Vielen Dank, Herr Kollege Schwerd. – Meine Damen und Herren, weitere Wortmeldungen liegen mir nicht vor. Ich schließe deshalb die Aussprache und rufe die Abstimmung auf.

Der Ältestenrat empfiehlt die Überweisung des Antrags Drucksache 16/6678 an den Ausschuss für Kultur und Medien – federführend –, an den Ausschuss für Wirtschaft, Energie, Industrie, Mittelstand und Handwerk, an den Hauptausschuss, an den Ausschuss für Europa und Eine Welt sowie an den Haushalts- und Finanzausschuss. Die abschließende Abstimmung soll im federführenden Ausschuss in öffentlicher Sitzung erfolgen. Wer möchte dem zustimmen? Den darf ich um sein Handzeichen bitten. – Gibt es Gegenstimmen? – Enthaltungen? – Das ist nicht der Fall. Damit ist diese Überweisungsempfehlung einstimmig angenommen.

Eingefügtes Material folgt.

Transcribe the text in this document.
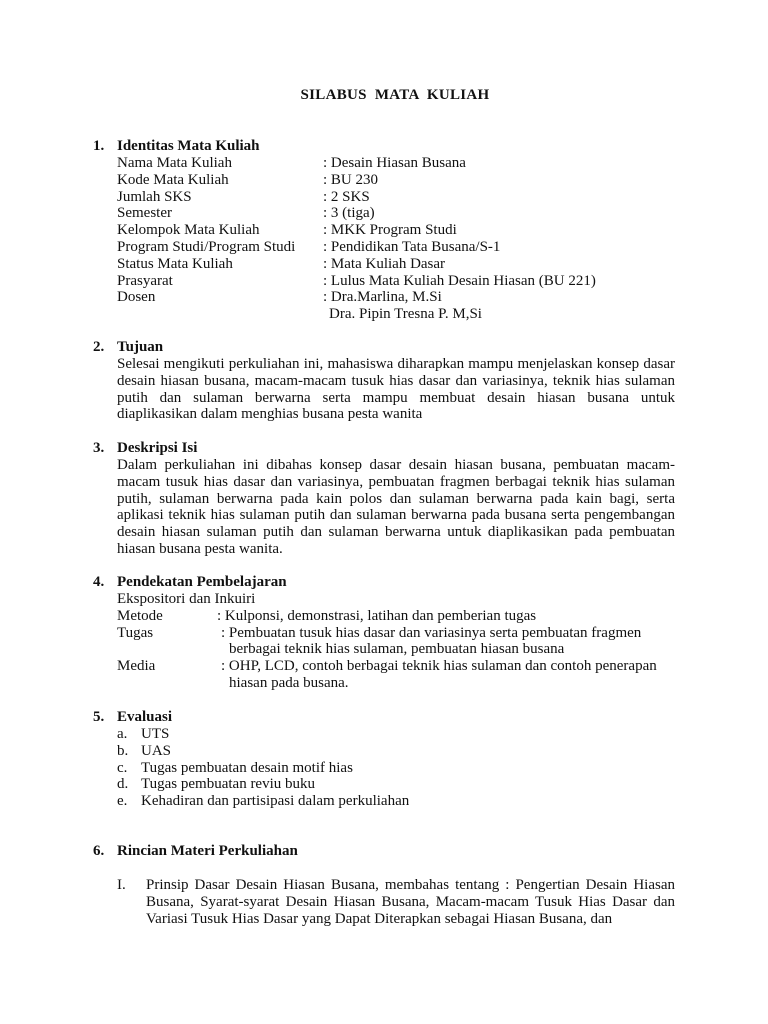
SILABUS MATA KULIAH
1. Identitas Mata Kuliah
Nama Mata Kuliah	: Desain Hiasan Busana
Kode Mata Kuliah	: BU 230
Jumlah SKS	: 2 SKS
Semester	: 3 (tiga)
Kelompok Mata Kuliah	: MKK Program Studi
Program Studi/Program Studi : Pendidikan Tata Busana/S-1
Status Mata Kuliah	: Mata Kuliah Dasar
Prasyarat	: Lulus Mata Kuliah Desain Hiasan (BU 221)
Dosen	: Dra.Marlina, M.Si
Dra. Pipin Tresna P. M,Si
2. Tujuan
Selesai mengikuti perkuliahan ini, mahasiswa diharapkan mampu menjelaskan konsep dasar desain hiasan busana, macam-macam tusuk hias dasar dan variasinya, teknik hias sulaman putih dan sulaman berwarna serta mampu membuat desain hiasan busana untuk diaplikasikan dalam menghias busana pesta wanita
3. Deskripsi Isi
Dalam perkuliahan ini dibahas konsep dasar desain hiasan busana, pembuatan macam-macam tusuk hias dasar dan variasinya, pembuatan fragmen berbagai teknik hias sulaman putih, sulaman berwarna pada kain polos dan sulaman berwarna pada kain bagi, serta aplikasi teknik hias sulaman putih dan sulaman berwarna pada busana serta pengembangan desain hiasan sulaman putih dan sulaman berwarna untuk diaplikasikan pada pembuatan hiasan busana pesta wanita.
4. Pendekatan Pembelajaran
Ekspositori dan Inkuiri
Metode	: Kulponsi, demonstrasi, latihan dan pemberian tugas
Tugas	: Pembuatan tusuk hias dasar dan variasinya serta pembuatan fragmen
berbagai teknik hias sulaman, pembuatan hiasan busana
Media	: OHP, LCD, contoh berbagai teknik hias sulaman dan contoh penerapan
hiasan pada busana.
5. Evaluasi
a. UTS
b. UAS
c. Tugas pembuatan desain motif hias
d. Tugas pembuatan reviu buku
e. Kehadiran dan partisipasi dalam perkuliahan
6. Rincian Materi Perkuliahan
I. Prinsip Dasar Desain Hiasan Busana, membahas tentang : Pengertian Desain Hiasan Busana, Syarat-syarat Desain Hiasan Busana, Macam-macam Tusuk Hias Dasar dan Variasi Tusuk Hias Dasar yang Dapat Diterapkan sebagai Hiasan Busana, dan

Ich rufe auf Tagesordnungspunkt

11 Gesetz zur Änderung des Archivgesetzes

Nordrhein-Westfalen

Gesetzentwurf der Landesregierung Drucksache 16/5774

Beschlussempfehlung und Bericht des Ausschusses für Kultur und Medien Drucksache 16/6695

Änderungsantrag der Fraktion der PIRATEN Drucksache 16/6747

zweite Lesung

Alle Fraktionen haben sich inzwischen darauf verständigt, eine Debatte nicht durchzuführen. Somit kommen wir direkt zur Abstimmung.

Erstens stimmen wir über den Änderungsantrag der Piratenfraktion Drucksache 16/6747 ab. Ich darf fragen, wer diesem Änderungsantrag zustimmen möchte. – Das ist die Piratenfraktion. Wer stimmt gegen den Änderungsantrag? – Das sind die Fraktionen von SPD, CDU, Bündnis 90/Die Grünen und FDP sowie der fraktionslose Abgeordnete Stein. Gibt es Enthaltungen? – Das ist nicht der Fall. Damit ist der Änderungsantrag Drucksache 16/6747 mit großer Mehrheit abgelehnt.

Ich stelle zweitens den Gesetzentwurf Drucksache 16/5774 zur Abstimmung. Der Ausschuss für Kultur und Medien empfiehlt in Drucksache 16/6695, den Gesetzentwurf unverändert anzunehmen. Wir stimmen deshalb nicht über die Beschlussempfehlung, sondern über den Gesetzentwurf Drucksache 16/5774 selbst ab. Wer diesem Gesetzentwurf seine Zustimmung geben möchte, den darf ich um das Handzeichen bitten. – Das sind SPD, CDU, Bündnis 90/Die Grünen, FDP und der fraktionslose Abgeordnete Stein. Wer stimmt gegen den Gesetzentwurf? – Das ist die Piratenfraktion. Gibt es Enthaltungen? – Das ist nicht der Fall. Damit ist der Gesetzentwurf Drucksache 16/5774 mit großer

Mehrheit angenommen und in zweiter Lesung verabschiedet.